Harry Potter composer Alexandre Desplat and the shadow of John Williams

16 January 2015, 12:54 | Updated: 4 January 2017, 17:15

Double Oscar nominee Alexandre Desplat still remembers being blown away by John Williams's 'Star Wars' score. So what was it like having to take over soundtrack duties from the great man on Harry Potter?

When then-teenage movie buff Alexandre Desplat saw Star Wars on its first release in 1977, the John Williams-composed score made a huge impact on him.

"The music was so elaborate, so inventive and wide open to 20th century classical music," the composer tells Classic FM's Tommy Pearson on this week's Saturday Night at the Movies (Saturday 17 January, 5pm).

GALLERY: Alexandre Desplat: Ten best movie soundtracks > 

Star Wars was not just an echo of the music of Richard Strauss and Mahler so beloved of Golden Age Hollywood film composers, Desplat says. 

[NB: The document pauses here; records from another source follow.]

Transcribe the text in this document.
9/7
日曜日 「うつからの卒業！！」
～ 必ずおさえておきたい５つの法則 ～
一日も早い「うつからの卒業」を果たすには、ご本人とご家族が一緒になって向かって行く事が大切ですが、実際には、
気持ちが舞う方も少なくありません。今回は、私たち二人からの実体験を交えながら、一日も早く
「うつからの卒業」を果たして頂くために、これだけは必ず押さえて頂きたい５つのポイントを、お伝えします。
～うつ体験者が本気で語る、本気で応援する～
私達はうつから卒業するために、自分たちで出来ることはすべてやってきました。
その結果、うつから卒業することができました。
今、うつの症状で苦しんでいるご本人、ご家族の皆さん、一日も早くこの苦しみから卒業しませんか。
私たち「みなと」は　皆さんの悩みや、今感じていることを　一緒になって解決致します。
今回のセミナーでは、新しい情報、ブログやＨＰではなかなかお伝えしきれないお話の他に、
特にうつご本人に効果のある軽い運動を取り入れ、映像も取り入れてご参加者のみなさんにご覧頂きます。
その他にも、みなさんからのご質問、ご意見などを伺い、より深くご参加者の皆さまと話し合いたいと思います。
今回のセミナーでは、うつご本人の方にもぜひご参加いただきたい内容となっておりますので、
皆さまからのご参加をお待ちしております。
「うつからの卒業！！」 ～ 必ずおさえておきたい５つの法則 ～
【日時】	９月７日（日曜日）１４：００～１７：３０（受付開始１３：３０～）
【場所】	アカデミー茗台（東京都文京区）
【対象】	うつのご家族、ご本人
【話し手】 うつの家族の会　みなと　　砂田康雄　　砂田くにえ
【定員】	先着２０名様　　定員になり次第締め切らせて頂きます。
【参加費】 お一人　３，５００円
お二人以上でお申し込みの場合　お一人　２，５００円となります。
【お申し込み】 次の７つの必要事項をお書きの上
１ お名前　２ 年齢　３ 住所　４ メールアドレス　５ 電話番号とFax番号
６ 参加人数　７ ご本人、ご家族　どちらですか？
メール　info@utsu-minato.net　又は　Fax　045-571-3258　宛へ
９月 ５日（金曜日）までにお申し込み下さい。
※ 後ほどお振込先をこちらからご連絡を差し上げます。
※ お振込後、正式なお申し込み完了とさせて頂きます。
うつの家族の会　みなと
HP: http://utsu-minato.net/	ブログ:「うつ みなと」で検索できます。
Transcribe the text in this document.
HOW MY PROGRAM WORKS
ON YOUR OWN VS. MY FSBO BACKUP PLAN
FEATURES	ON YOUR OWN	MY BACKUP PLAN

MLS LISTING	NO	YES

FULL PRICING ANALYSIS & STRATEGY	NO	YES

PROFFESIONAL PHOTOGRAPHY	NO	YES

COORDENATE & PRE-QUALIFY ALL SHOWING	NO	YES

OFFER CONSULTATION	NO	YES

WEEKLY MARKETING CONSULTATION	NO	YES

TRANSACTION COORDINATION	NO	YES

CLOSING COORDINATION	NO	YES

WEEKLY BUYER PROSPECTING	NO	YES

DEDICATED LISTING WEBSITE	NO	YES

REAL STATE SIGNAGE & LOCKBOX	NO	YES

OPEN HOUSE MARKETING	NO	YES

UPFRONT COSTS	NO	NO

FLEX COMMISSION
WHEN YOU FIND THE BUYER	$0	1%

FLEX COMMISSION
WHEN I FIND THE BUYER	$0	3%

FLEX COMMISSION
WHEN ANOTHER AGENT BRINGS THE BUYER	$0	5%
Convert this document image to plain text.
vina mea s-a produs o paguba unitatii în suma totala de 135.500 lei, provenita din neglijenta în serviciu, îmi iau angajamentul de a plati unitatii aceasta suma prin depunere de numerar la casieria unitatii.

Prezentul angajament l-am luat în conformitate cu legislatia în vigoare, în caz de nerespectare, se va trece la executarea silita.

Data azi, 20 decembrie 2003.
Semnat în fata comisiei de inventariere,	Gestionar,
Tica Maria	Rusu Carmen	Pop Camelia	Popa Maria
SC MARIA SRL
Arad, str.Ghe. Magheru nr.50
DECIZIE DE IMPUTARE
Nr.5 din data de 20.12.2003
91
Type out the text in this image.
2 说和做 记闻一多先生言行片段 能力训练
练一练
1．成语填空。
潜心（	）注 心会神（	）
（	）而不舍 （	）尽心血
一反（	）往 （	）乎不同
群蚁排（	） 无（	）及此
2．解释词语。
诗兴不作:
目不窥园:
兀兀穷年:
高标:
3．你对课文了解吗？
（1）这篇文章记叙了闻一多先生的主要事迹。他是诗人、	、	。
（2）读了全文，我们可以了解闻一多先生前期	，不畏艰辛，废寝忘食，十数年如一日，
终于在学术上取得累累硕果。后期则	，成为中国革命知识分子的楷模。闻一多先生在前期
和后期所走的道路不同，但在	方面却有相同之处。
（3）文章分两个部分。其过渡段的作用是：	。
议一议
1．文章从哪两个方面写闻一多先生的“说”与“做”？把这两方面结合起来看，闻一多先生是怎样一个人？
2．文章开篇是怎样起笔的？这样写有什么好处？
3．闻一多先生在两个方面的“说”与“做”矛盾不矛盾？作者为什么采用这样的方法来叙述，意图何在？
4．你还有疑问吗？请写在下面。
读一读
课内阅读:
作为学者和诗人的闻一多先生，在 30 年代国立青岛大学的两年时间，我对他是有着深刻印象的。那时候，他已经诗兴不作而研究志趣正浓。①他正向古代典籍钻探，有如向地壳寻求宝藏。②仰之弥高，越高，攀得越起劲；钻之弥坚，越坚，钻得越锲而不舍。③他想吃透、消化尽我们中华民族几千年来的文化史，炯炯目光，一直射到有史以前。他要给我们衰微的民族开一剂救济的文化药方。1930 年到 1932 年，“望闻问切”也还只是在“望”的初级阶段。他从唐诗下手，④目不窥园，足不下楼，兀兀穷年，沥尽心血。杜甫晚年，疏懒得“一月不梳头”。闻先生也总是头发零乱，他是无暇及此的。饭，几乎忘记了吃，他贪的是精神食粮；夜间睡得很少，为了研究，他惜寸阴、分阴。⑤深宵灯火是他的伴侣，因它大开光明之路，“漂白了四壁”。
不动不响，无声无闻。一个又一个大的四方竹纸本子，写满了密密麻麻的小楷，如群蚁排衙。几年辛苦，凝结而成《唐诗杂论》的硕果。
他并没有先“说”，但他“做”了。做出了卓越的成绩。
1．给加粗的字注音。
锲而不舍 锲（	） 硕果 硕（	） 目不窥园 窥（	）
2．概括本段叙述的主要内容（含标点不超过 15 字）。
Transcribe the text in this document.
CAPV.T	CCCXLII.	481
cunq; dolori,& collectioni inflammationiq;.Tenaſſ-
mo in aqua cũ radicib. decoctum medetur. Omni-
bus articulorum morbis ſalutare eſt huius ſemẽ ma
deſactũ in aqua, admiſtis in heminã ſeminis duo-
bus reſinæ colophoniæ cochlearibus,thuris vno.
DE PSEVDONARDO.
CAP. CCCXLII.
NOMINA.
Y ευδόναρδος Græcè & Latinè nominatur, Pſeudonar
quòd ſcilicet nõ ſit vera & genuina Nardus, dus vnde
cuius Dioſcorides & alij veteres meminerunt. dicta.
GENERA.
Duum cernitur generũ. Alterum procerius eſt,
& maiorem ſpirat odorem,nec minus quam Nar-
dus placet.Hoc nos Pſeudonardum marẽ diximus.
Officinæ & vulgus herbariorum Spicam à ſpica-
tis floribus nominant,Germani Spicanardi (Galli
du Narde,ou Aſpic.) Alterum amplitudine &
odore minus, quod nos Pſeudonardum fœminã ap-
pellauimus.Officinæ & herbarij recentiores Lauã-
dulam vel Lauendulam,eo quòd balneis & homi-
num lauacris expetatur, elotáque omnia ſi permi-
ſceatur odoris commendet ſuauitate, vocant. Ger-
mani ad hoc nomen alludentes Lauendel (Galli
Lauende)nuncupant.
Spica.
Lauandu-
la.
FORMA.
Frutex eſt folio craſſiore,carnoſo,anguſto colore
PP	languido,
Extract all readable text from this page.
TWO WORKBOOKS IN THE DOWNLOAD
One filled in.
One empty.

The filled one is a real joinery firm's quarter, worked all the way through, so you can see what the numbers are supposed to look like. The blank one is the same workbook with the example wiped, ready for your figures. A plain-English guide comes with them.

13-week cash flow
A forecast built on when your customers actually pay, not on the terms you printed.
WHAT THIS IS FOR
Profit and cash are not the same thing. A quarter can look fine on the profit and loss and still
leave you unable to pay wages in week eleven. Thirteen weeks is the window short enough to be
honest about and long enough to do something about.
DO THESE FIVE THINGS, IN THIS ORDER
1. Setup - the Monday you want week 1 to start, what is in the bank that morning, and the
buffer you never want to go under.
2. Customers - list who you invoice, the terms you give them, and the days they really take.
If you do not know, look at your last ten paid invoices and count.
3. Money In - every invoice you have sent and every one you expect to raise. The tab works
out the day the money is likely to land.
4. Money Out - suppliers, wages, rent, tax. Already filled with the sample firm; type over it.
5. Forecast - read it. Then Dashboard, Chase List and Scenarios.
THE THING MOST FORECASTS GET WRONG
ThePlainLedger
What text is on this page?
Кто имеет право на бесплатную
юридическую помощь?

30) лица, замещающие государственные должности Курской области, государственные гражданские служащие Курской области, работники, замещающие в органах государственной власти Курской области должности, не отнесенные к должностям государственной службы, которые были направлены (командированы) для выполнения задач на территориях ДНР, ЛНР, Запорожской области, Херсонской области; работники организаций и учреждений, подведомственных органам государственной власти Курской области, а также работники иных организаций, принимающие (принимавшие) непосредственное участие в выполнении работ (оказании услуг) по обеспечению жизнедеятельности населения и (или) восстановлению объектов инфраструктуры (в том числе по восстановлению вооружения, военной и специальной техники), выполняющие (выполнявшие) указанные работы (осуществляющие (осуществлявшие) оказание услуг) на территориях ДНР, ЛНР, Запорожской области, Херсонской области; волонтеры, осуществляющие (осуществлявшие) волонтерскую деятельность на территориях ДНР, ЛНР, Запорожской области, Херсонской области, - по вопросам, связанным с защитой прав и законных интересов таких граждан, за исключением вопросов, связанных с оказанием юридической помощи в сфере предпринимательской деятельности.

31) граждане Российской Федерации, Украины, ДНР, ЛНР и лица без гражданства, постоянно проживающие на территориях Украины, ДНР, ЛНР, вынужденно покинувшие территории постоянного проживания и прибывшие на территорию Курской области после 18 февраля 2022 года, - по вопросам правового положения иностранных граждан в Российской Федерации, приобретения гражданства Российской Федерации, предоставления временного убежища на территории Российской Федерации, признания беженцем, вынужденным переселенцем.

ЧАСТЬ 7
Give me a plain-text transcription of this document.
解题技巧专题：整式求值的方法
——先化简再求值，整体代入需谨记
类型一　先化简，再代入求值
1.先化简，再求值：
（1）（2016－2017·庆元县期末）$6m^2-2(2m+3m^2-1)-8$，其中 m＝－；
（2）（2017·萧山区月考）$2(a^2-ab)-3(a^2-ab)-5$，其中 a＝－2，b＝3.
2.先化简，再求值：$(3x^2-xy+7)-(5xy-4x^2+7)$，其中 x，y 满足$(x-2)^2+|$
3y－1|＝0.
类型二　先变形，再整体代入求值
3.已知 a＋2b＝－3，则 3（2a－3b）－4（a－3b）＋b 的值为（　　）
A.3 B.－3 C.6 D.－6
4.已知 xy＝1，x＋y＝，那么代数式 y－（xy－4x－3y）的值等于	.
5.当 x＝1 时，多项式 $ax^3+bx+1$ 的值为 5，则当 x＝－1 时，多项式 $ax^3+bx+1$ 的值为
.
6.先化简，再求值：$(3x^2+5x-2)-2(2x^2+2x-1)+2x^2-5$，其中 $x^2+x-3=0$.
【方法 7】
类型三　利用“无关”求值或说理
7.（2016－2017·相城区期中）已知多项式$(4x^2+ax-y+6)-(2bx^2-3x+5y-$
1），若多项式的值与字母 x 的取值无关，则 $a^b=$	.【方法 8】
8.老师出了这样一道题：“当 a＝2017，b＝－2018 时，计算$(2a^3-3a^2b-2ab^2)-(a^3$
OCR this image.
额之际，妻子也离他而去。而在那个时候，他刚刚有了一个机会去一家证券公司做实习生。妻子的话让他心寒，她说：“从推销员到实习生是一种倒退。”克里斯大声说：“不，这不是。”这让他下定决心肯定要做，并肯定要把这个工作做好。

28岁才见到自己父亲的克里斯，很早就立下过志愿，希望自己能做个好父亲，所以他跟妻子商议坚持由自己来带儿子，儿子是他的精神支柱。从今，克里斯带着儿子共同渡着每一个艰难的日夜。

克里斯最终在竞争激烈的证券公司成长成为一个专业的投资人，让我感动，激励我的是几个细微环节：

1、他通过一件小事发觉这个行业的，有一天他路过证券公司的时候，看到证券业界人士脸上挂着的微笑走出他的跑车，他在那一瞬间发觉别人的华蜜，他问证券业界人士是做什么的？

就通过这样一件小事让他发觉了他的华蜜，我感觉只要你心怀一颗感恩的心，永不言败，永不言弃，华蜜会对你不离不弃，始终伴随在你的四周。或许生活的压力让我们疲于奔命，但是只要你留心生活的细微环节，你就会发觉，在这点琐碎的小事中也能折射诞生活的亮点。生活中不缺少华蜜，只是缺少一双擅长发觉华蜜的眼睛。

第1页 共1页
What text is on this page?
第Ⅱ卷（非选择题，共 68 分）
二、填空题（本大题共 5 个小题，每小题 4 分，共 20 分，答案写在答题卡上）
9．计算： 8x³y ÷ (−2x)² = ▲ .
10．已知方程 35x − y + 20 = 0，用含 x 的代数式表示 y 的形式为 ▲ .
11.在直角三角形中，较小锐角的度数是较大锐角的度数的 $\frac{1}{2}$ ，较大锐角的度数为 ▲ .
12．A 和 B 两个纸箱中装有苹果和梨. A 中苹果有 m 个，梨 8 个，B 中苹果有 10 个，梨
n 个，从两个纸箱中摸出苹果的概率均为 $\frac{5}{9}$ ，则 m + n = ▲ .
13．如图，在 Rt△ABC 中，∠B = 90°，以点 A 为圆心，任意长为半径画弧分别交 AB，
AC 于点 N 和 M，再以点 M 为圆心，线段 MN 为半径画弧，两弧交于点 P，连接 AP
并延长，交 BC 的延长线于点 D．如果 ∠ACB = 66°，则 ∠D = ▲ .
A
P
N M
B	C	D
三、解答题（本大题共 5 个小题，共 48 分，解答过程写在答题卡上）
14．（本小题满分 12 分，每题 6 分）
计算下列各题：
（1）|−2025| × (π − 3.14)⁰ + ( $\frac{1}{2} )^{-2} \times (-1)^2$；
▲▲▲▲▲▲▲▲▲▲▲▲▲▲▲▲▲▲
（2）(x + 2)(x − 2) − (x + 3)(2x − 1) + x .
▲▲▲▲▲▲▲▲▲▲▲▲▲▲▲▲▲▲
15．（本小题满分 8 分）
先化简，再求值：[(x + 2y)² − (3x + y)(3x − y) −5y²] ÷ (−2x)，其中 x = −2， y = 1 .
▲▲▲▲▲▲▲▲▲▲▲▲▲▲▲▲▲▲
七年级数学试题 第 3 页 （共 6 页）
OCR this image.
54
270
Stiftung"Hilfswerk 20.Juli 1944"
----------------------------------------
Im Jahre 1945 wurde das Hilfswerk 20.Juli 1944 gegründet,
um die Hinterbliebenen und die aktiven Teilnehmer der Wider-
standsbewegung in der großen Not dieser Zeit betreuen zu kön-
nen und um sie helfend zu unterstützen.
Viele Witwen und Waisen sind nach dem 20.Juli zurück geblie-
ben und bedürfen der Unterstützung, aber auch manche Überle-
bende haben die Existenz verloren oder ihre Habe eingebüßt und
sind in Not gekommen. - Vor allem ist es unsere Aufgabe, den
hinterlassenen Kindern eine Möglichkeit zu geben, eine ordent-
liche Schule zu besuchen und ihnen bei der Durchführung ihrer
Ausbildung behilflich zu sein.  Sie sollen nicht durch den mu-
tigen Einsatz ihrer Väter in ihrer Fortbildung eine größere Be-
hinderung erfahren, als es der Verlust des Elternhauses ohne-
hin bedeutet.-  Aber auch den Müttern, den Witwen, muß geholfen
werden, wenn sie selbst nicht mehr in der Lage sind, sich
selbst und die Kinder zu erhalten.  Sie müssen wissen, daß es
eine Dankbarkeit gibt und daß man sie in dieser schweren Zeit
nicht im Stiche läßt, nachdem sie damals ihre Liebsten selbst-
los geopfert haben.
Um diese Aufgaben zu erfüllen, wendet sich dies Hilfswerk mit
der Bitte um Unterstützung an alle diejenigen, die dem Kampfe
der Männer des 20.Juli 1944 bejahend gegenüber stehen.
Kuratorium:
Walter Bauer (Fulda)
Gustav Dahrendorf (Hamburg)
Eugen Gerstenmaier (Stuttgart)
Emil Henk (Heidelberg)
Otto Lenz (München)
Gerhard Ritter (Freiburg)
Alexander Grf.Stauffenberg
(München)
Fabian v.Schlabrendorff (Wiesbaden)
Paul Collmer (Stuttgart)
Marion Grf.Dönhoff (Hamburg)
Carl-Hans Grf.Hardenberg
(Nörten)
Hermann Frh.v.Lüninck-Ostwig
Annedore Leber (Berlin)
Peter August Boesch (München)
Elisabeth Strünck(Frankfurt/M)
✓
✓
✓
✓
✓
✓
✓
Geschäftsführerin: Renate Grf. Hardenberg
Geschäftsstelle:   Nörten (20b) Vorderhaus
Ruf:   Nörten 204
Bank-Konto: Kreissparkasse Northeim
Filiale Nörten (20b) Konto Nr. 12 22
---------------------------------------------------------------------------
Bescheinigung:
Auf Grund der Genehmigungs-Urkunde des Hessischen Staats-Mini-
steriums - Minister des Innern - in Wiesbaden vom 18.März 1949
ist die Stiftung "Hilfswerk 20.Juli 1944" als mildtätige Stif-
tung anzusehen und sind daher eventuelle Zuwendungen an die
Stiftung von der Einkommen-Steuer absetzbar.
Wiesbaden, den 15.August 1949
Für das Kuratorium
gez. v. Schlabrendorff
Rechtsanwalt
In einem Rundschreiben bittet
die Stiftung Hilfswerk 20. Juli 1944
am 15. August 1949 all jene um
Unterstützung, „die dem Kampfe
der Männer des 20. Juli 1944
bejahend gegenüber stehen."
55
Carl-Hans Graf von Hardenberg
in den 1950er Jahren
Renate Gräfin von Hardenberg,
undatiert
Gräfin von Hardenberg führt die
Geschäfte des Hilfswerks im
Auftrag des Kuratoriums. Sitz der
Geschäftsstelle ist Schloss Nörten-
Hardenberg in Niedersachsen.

"Suddenly you heard in John Williams's scores the influence of the early- and mid-20th century and it was so refreshing and so exciting. Friends of mine who would never listen to contemporary music would listen to these scores without any issue," he says.

More than 30 years after he was first thrilled by the music of Williams, Desplat was called to follow in his hero's footsteps to score the final two movies in the Harry Potter series. He wasn't sure he was strong enough to do it. 

"John Williams had given such a tone with his wonderful melodies to the whole series… so there was this shadow on me," he says.

"I think the last one was one of the most seen movies ever in the history of cinema. It was a huge challenge."

Desplat has just been nominated for two Oscars in the 2015 Academy Awards - for The Imitation Game and for Grand Budapest Hotel, his third film with director Wes Anderson. The composer puts his highly successful collaborations with directors down to his own passion for cinema.

"I think they understand that and share that with me," he tells Pearson.

"The composer is the third author of a film - the director, the screenwriter and the composer," Desplat says. "There was an era when composers like Steiner, Waxman, North, Goldsmith and Bernard Herrmann were praised as great artists and [were] really a major part of the film making. 

"They were film makers - and it has somehow vanished or faded. I'm always trying to bring back this vision of composers seen as an important part of the filmmaking."